A main effect of infection was also found on the expression of IDO1 [F_(1,30) = 5.86, p = 0.022; Figure 7A], CYBB [F_(1,30) = 15.67, p < 0.001; Figure 7B], and NOS2 [F_(1,30) = 6.16, p = 0.019; Figure 7C], where T. gondii-infected mice had increased expression compared to vehicle mice. A sex by infection interaction was detected for the expression of APAF1 [F_(1,30) = 4.24, p = 0.048; Figure 7D] although post-hoc analyses failed to reach significance.

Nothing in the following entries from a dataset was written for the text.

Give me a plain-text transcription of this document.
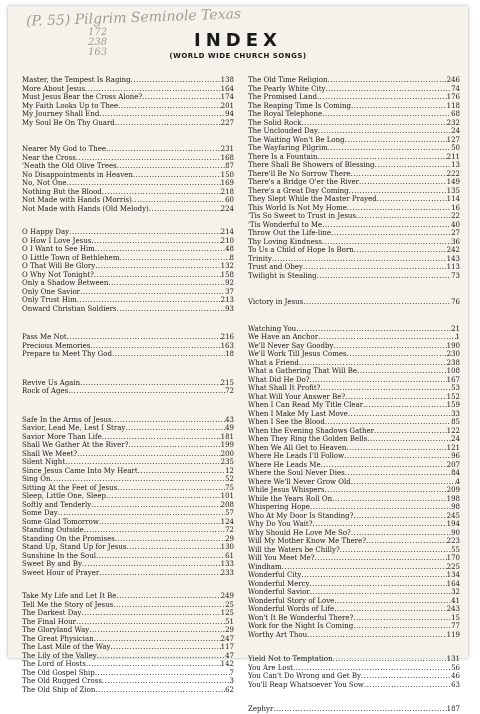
(P. 55) Pilgrim Seminole Texas
172
238
163
INDEX
(WORLD WIDE CHURCH SONGS)
Master, the Tempest Is Raging .....	138
More About Jesus .....	164
Must Jesus Bear the Cross Alone? .....	174
My Faith Looks Up to Thee .....	201
My Journey Shall End .....	94
My Soul Be On Thy Guard .....	227
Nearer My God to Thee .....	231
Near the Cross .....	168
'Neath the Old Olive Trees .....	87
No Disappointments in Heaven .....	150
No, Not One .....	169
Nothing But the Blood .....	218
Not Made with Hands (Morris) .....	60
Not Made with Hands (Old Melody) .....	224
O Happy Day .....	214
O How I Love Jesus .....	210
O I Want to See Him .....	48
O Little Town of Bethlehem .....	8
O That Will Be Glory .....	132
O Why Not Tonight? .....	158
Only a Shadow Between .....	92
Only One Savior .....	37
Only Trust Him .....	213
Onward Christian Soldiers .....	93
Pass Me Not .....	216
Precious Memories .....	163
Prepare to Meet Thy God .....	18
Revive Us Again .....	215
Rock of Ages .....	72
Safe In the Arms of Jesus .....	43
Savior, Lead Me, Lest I Stray .....	49
Savior More Than Life .....	181
Shall We Gather At the River? .....	199
Shall We Meet? .....	200
Silent Night .....	235
Since Jesus Came Into My Heart .....	12
Sing On .....	52
Sitting At the Feet of Jesus .....	75
Sleep, Little One, Sleep .....	101
Softly and Tenderly .....	208
Some Day .....	57
Some Glad Tomorrow .....	124
Standing Outside .....	72
Standing On the Promises .....	29
Stand Up, Stand Up for Jesus .....	130
Sunshine In the Soul .....	61
Sweet By and By .....	133
Sweet Hour of Prayer .....	233
Take My Life and Let It Be .....	249
Tell Me the Story of Jesus .....	25
The Darkest Day .....	125
The Final Hour .....	51
The Gloryland Way .....	29
The Great Physician .....	247
The Last Mile of the Way .....	117
The Lily of the Valley .....	47
The Lord of Hosts .....	142
The Old Gospel Ship .....	7
The Old Rugged Cross .....	3
The Old Ship of Zion .....	62
The Old Time Religion .....	246
The Pearly White City .....	74
The Promised Land .....	176
The Reaping Time Is Coming .....	118
The Royal Telephone .....	68
The Solid Rock .....	232
The Unclouded Day .....	24
The Waiting Won't Be Long .....	127
The Wayfaring Pilgrim .....	50
There Is a Fountain .....	211
There Shall Be Showers of Blessing .....	13
There'll Be No Sorrow There .....	222
There's a Bridge O'er the River .....	149
There's a Great Day Coming .....	135
They Slept While the Master Prayed .....	114
This World Is Not My Home .....	16
'Tis So Sweet to Trust in Jesus .....	22
'Tis Wonderful to Me .....	40
Throw Out the Life-line .....	27
Thy Loving Kindness .....	36
To Us a Child of Hope Is Born .....	242
Trinity .....	143
Trust and Obey .....	113
Twilight is Stealing .....	73
Victory in Jesus .....	76
Watching You .....	21
We Have an Anchor .....	1
We'll Never Say Goodby .....	190
We'll Work Till Jesus Comes .....	230
What a Friend .....	238
What a Gathering That Will Be .....	108
What Did He Do? .....	167
What Shall It Profit? .....	53
What Will Your Answer Be? .....	152
When I Can Read My Title Clear .....	159
When I Make My Last Move .....	33
When I See the Blood .....	85
When the Evening Shadows Gather .....	122
When They Ring the Golden Bells .....	24
When We All Get to Heaven .....	121
Where He Leads I'll Follow .....	96
Where He Leads Me .....	207
Where the Soul Never Dies .....	84
Where We'll Never Grow Old .....	4
While Jesus Whispers .....	209
While the Years Roll On .....	198
Whispering Hope .....	98
Who At My Door Is Standing? .....	245
Why Do You Wait? .....	194
Why Should He Love Me So? .....	90
Will My Mother Know Me There? .....	223
Will the Waters be Chilly? .....	55
Will You Meet Me? .....	170
Windham .....	225
Wonderful City .....	134
Wonderful Mercy .....	164
Wonderful Savior .....	32
Wonderful Story of Love .....	41
Wonderful Words of Life .....	243
Won't It Be Wonderful There? .....	15
Work for the Night Is Coming .....	77
Worthy Art Thou .....	119
Yield Not to Temptation .....	131
You Are Lost .....	56
You Can't Do Wrong and Get By .....	46
You'll Reap Whatsoever You Sow .....	63
Zephyr .....	187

Main effects of infection and sex, as well as a sex by injury interaction, was evident on expression levels of GLT1 [F_(1,30) = 12.55, p = 0.001, F_(1,30) = 6.90, p = 0.013, and F_(1,30) = 7.68, p = 0.010, respectively; Figure 8A] and GAD1 [F_(1,30) = 7.35, p = 0.011, F_(1,30) = 7.23, p = 0.012, and F_(1,30) = 4.32, p = 0.046, respectively; Figure 8B], with post-hoc analyses revealing CCI females had lower expression levels of GLT1 (p < 0.001) and GAD1 (p = 0.002) compared to CCI males. Main effects of infection and injury were seen on GLAST expression [F_(1,30) = 4.35, p = 0.046 and F_(1,30) = 4.20, p = 0.049, respectively; Figure 8C] in which T. gondii and CCI groups had elevated expression levels compared to vehicle and sham groups, respectively. A main effect of sex was found on expression of PHGDH [F_(1,30) = 5.84, p = 0.022; Figure 8D] such that females had lower expression of PHGDH compared to males.

No significant effects of sex, infection or injury were found on expression of ARG1, IL17A, IL33, CASP9, CASP3, GLUL, YWHAZ, ACTB, GAPDH, and UBC (data not shown).